I agree with adding sulfur at the rate suggested and with adding boron, but 2 to 4 lb of boron per acre should help produce higher yields. Here, 1/2 lb of boron per acre is insufficient even for clover. Alfalfa has a much better tolerance and response to higher rates than used on clover.


----------



## r82230 (Mar 1, 2016)

If you still can I would get the lime on ASAP (sample 1), then put a custom fertilizer mix after taking 1st cutting off. Custom mix 125 pounds of DAP (or MAP) to 275 potash per acre (putting 400 pounds per acre) applying twice (once after 1st, then again after 2nd cutting).
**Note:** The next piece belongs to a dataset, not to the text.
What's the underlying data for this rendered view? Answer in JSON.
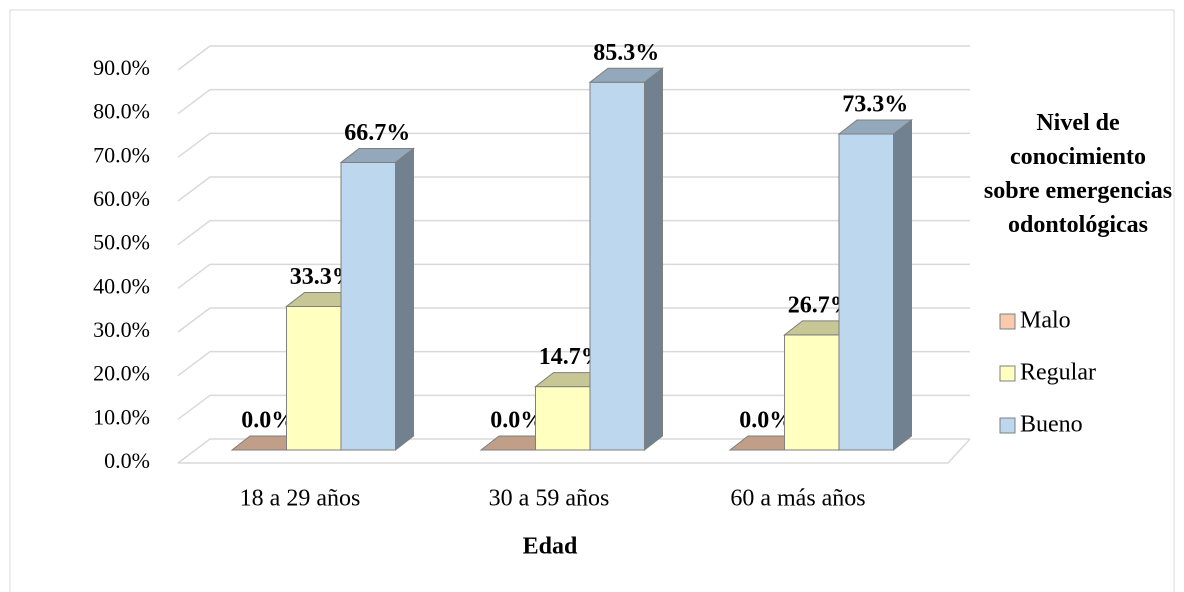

I am not a fan of putting more than 500 pounds of fertilizer down at a time (but that is just me).

Next I would weight the hay coming off the field (sample size any how, like weight 10 average small bales or a whole wagon full would be better, important part is DO NOT guess your tonnage). I use to weight about 25% of my big round bales, now I weight closer to 100%. I purchased a Gallagher load beam scale (W110 about $1,000).

The rule of thumb I use is 10 pounds of Ph and 50 pounds of P removed per ton of hay. IMHO, you will need to build up soil, along with replacing the removed amount.

All this is applies for in MY area, yours could be different.

Good luck.

Larry


----------